I am using the below code to compute the JS divergence between the two pdfs but I am getting some unexpected answers: I took three datasets A,B and C in this A and B are similar datasets and C is completely different from the A and B then I fit the gmm and computing the JS divergence between them but this cose is giving answer like:
Note: The PDFs are multivariate
A-A: 0.000000245 (which is expected)
A-B: 0.00243 (which is also expected since A and B are similar)

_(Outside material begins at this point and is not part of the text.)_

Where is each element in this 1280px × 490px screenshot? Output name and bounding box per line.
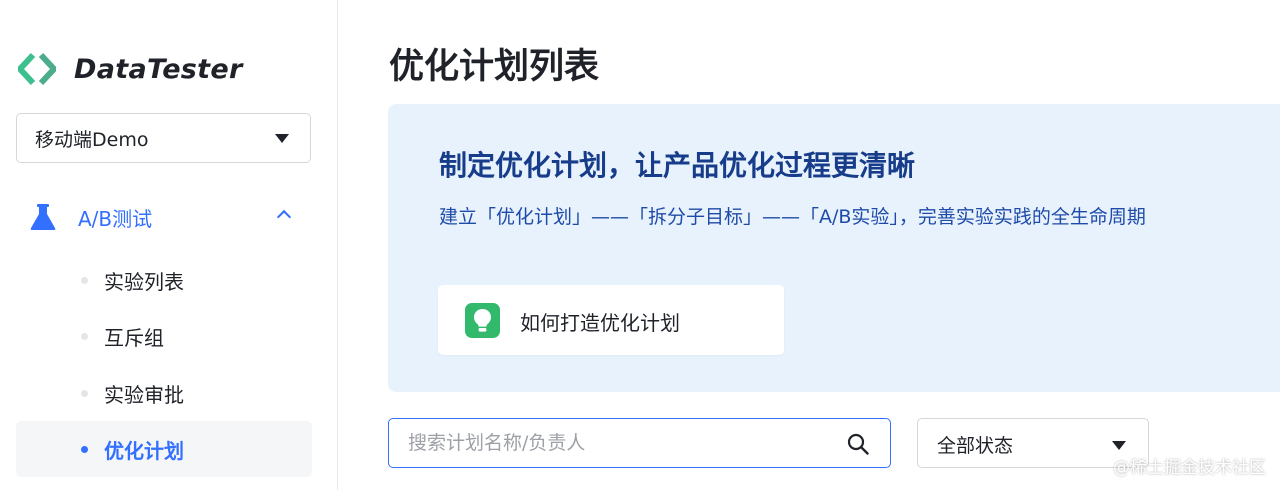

A-C: 0.003114 ( This is where I am confused I mean A and C are different then why this is very small)
from scipy.stats import entropy
import numpy as np
def js_divergence(pdf1, pdf2, epsilon=1e-10):
# Ensure the PDFs are normalized
pdf1_normalized = pdf1 / np.sum(pdf1)
pdf2_normalized = pdf2 / np.sum(pdf2)
# Add a small epsilon to avoid log(0)
pdf1_safe = pdf1_normalized + epsilon
pdf2_safe = pdf2_normalized + epsilon
# Calculate the midpoint between the two epsilon-adjusted, normalized PDFs
m = 0.5 * (pdf1_safe + pdf2_safe)
# Calculate the Kullback-Leibler divergences and then the Jensen-Shannon divergence
kl_divergence1 = entropy(pdf1_safe.ravel(), m.ravel(), base=2)
kl_divergence2 = entropy(pdf2_safe.ravel(), m.ravel(), base=2)
js_div = 0.5 * (kl_divergence1 + kl_divergence2)
return js_div
# Calculate the JS divergence
js_divergence_cloud_1_2 = js_divergence(pdf_cloud_1, pdf_cloud_2)
print(f"JS divergence between cloud_1 and cloud_2: {js_divergence_cloud_1_2}")
I do not know what mistake I made please if someone can explain it!